Why is it important for you to understand the subject of the Hegelian Dialectic? Because it is the process by which all change is being accomplished in society today. More importantly, it is the tool that the globalists are utilizing to manipulate the minds of the average American to accept that change, where ordinarily they would refuse it.
The Hegelian Dialectic is, in short, the critical process by which the ruling elite create a problem, anticipating in advance the reaction that the population will have to the given crisis, and thus conditioning the people that a change is needed. When the population is properly conditioned, the desired agenda of the ruling elite is presented as the solution. The solution isn't intended to solve the problem, but rather to serve as the basis for a new problem or exacerbate the existing one.

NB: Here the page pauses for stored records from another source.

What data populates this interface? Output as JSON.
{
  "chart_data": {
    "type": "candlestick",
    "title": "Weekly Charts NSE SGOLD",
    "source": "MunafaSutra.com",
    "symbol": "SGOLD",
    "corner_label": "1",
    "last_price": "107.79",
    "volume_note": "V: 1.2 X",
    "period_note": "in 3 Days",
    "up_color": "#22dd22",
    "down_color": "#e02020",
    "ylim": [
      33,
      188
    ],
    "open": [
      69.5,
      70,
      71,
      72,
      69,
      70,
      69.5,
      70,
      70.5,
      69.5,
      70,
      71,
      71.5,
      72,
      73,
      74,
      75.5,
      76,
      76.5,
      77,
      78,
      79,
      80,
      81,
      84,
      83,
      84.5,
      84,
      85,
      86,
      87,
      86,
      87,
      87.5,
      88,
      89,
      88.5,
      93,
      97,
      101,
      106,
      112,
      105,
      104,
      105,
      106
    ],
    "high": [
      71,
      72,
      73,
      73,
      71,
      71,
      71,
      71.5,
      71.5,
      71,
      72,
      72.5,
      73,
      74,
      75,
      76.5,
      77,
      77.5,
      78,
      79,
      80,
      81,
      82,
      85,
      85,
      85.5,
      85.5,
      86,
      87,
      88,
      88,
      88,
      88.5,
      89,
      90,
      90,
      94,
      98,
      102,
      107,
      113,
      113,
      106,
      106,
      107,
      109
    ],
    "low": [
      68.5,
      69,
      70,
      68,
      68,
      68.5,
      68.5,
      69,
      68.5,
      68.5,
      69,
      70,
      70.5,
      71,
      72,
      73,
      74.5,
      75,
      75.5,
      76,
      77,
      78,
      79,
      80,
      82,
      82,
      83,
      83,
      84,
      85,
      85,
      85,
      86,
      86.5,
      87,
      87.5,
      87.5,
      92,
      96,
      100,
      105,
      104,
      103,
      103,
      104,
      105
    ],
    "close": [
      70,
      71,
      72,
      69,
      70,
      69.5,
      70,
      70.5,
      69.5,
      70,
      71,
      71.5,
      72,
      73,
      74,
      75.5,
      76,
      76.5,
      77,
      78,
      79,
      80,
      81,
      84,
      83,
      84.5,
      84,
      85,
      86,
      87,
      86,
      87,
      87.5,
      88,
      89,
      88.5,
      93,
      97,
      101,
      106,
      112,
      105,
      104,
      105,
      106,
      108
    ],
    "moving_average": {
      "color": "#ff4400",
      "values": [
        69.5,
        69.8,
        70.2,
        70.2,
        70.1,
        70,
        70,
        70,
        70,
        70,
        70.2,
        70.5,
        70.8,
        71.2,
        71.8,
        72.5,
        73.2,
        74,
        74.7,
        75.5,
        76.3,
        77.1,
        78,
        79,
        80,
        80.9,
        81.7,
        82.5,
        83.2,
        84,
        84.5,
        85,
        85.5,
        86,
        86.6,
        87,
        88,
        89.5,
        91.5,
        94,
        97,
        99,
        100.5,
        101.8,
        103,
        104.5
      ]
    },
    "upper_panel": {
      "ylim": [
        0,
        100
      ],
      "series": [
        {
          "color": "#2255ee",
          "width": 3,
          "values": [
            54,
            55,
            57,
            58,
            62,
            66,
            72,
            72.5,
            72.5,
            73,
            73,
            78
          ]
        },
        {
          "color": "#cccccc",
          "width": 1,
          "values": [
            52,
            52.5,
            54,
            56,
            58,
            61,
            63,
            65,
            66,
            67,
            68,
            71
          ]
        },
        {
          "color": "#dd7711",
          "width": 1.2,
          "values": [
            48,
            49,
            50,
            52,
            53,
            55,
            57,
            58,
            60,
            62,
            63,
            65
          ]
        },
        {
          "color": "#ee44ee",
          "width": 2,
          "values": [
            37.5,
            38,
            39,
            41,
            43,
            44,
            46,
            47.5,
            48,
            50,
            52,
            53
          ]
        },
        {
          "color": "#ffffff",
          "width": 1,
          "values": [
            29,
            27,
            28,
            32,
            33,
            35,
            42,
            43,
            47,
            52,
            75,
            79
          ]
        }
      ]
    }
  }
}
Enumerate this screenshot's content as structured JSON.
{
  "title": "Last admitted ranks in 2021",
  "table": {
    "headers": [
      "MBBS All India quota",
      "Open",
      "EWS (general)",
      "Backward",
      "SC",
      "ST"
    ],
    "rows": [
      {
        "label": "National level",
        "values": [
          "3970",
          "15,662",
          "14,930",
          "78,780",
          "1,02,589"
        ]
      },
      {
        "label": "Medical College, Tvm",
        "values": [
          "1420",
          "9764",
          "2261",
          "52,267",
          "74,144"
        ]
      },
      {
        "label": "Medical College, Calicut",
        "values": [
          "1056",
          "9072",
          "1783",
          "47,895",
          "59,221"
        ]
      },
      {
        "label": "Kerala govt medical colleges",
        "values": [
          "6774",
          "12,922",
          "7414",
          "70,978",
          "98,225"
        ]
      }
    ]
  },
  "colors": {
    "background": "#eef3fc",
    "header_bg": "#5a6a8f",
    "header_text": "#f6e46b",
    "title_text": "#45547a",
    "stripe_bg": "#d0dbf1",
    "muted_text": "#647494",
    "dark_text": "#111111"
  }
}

When the newly inflamed difficulty reaches the boiling point of a crisis, it becomes the foundation upon which arguments may again be made for change. Hence, the process is repeated, over and over, moving society toward whatever end the planners have in mind.
It's also important to understand that as this process is being driven, arguments are created both for and against certain measures of change. All arguments are controlled. The presented solutions — each with varying levels of unadornment — are "debated" publicly by the manipulators or their minions. This is done until a perceived compromise has been reached on the best measure to take in route to solving the crisis. Then, the outcome of the "debate" — which purportedly weighs the concerns of the public with the mandate to do something — is enacted as public policy.
Such is a summary of the Hegelian Dialectic. Though few in American society have ever heard of it, still fewer have not been profoundly impacted by its use in the effective neutralization of opposition in the formation of public policy.